01-05-2011, 12:26 PM
exhaust hose" and claim it won't collapse.
Pull some off the roll and replicate the bend it needs to make in the boat. Look at the bend for collapse.
01-05-2011, 12:34 PM
It seems wrong that you have to cut the hose or dismantle the whole mess to remove an impeller.
...the natural tension between the deck and engineering departments.
And I'd be interested to know what the hose is from the strainer to the pump.
In my case, the engine is a 370 hp Yanmar. From the seacock to the engine mounted pump inlet, it's all 2". Including in & out of the strainer and a hydraulic shell & tube heat exchanger. It makes a pretty severe bend where it enters the pump and must have been fun to install that section.

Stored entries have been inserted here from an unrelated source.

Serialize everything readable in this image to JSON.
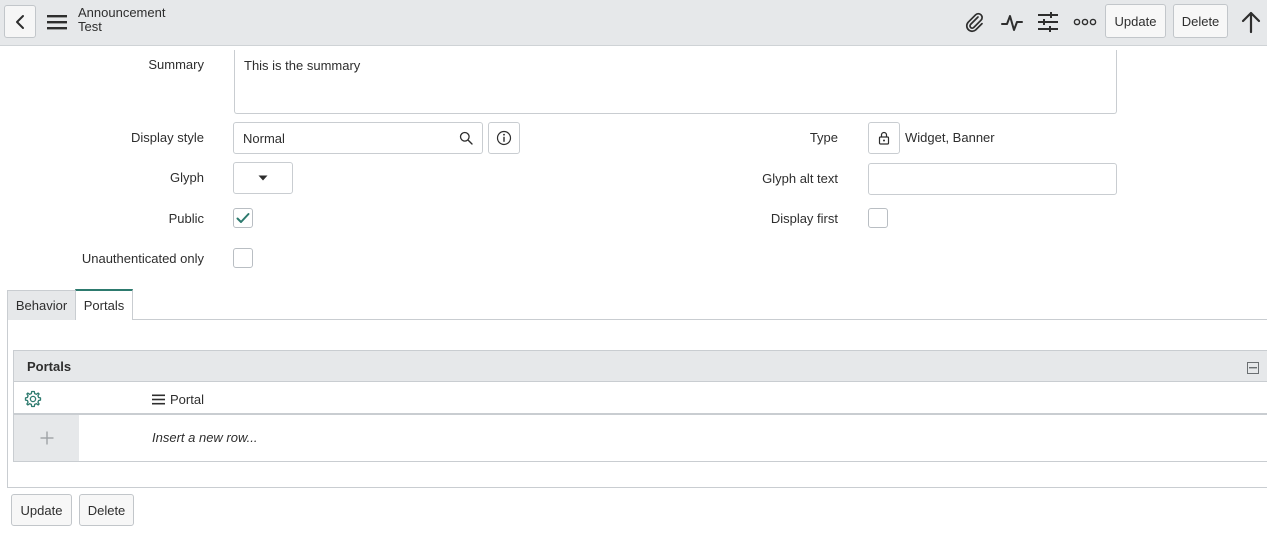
{
  "header": {
    "title": "Announcement",
    "subtitle": "Test",
    "update_label": "Update",
    "delete_label": "Delete"
  },
  "form": {
    "summary_label": "Summary",
    "summary_value": "This is the summary",
    "display_style_label": "Display style",
    "display_style_value": "Normal",
    "type_label": "Type",
    "type_value": "Widget, Banner",
    "glyph_label": "Glyph",
    "glyph_alt_label": "Glyph alt text",
    "glyph_alt_value": "",
    "public_label": "Public",
    "public_checked": true,
    "display_first_label": "Display first",
    "display_first_checked": false,
    "unauth_label": "Unauthenticated only",
    "unauth_checked": false
  },
  "tabs": [
    {
      "label": "Behavior",
      "active": false
    },
    {
      "label": "Portals",
      "active": true
    }
  ],
  "related_list": {
    "title": "Portals",
    "column": "Portal",
    "insert_text": "Insert a new row..."
  },
  "footer": {
    "update_label": "Update",
    "delete_label": "Delete"
  },
  "colors": {
    "accent": "#2d7a6e",
    "header_bg": "#e6e8ea"
  },
  "icons": [
    "chevron-left-icon",
    "menu-icon",
    "paperclip-icon",
    "activity-icon",
    "sliders-icon",
    "more-icon",
    "arrow-up-icon",
    "search-icon",
    "info-icon",
    "lock-icon",
    "caret-down-icon",
    "check-icon",
    "gear-icon",
    "list-icon",
    "collapse-icon",
    "plus-icon"
  ]
}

I agree with Mr. Williamson that this shouldn't be run right in front of the pump, thus making it impossible to get at the impeller without removing the hose and I may try to reroute it there. However, Yanmar doesn't make it easy to get to that impeller even if the engine were hauled out of the boat, so I tolerate the hose issue. The section I removed was a 3 foot piece between the seacock and strainer and since they're both hard mounted and the hose was a straight shot (and cold and stiff) I couldn't pull it off in either direction - the sawzall made the job much easier.
As for the natural tension between deck & engine - been there, I understand...
01-06-2011, 01:26 AM
SP, Lest you are not convinced, forget Home Depot hose, this needs to be wired marine engine water hose, but does not have to be exhaust hose, there is a hose that has the barest hint of a corregated type shape that can make these runs and bends better. And it also may be it is time to improve the plumbing, perhaps an elbow or 45 in the run will make servicing easier...Cheers, BT
The fastest and sometimes the only way to remove an old hose is to cut it off.
Fresh hose is more flexible than old and easier to fit, even if it' s reinforced. Pre-forming with heat can help, as mentioned above. An electric heat gun is a big help for softening hoses. I don't bother with boiling water anymore.
Sounds funny, but water-based personal lube products from the drug store can also help overcome a tight fit over a hose bib. Working in a boat often means working in cramped spaces where there is little room to get leverage from your arms and hands. I use whatever helps.